The platform economy has been one of the most profound changes to the labor market in recent years, with millions turning to services such as TaskRabbit, UpWork, and Deliveroo to offer their skills to the market. According to research for the European Commission, roughly 10% of the adult population in Europe now uses such a platform, with the coronavirus-related lockdowns exacerbating a trend that has seen this number grow from just 4.7% of the population in 2016.
While a lot of attention has previously been given to platform economy workers, the research also explored consumers of services via platforms. The analysis showed that it isn’t just the well off that purchase services, with around 30% of middle-income people using services from online platforms, and even 22% of the poorest doing so too.
Perhaps unsurprisingly, those who worked on platforms were also often consumers on them too, with 4.8% of the population both drivers and users of taxis, for instance.
Saving time
The analysis suggests that most consumers turn to platforms not in order to save money, but rather to save time, as they purchase things that they don’t ordinarily have time to do themselves, whether that’s cooking a meal or doing household chores.
For those who are working on these platforms as well, however, this can create a vicious circle as they become short of cash and take on more work, which leaves them even shorter of time. It’s a situation in which time poverty can quickly translate into financial poverty. It’s a cycle that has largely been exacerbated by the austerity policies of the last decade, which has often seen public services that many have relied upon paired back.
The researchers believe, however, that the same technology used to power these platforms could also help to reinvent the welfare state that has itself been so disrupted by these new ways of working. It’s an argument the researchers make in their recent book Reinventing the Welfare State, in which they highlight how the algorithms that so aptly match workers with consumers could also be used to supply social care or to transport patients to hospital and children to school.

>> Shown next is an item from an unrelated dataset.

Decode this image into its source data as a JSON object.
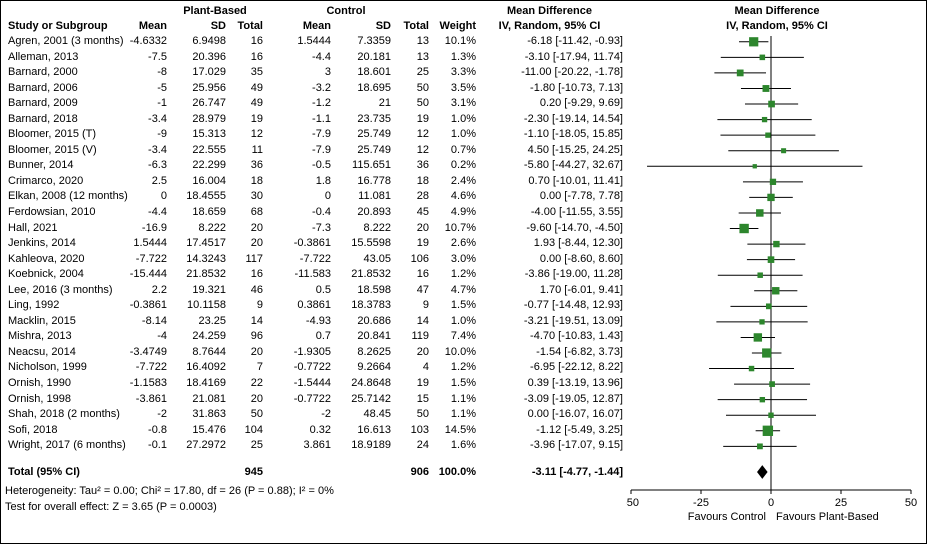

Of course, the concept of government as a platform is not a new one. For instance, Tim O’Reilly’s musings on making government a platform have found supporters within the Government Digital Service that produced the Gov.uk platform in Britain.
As O’Reilly says, each era throughout the information age has been typified by a common framework that enables an ecosystem of participants to contribute to. It’s perhaps fair to say that in the years since the concept of Goverment as a Platform was first mooted, it has not achieved the mass adoption that O’Reilly hoped for, but that may be as much due to the slow pace of change within government as any lack of justifiable use case.
With researchers such as Ursula Hews banging the drum for change, perhaps it’s a wait we won’t have to make for too much longer.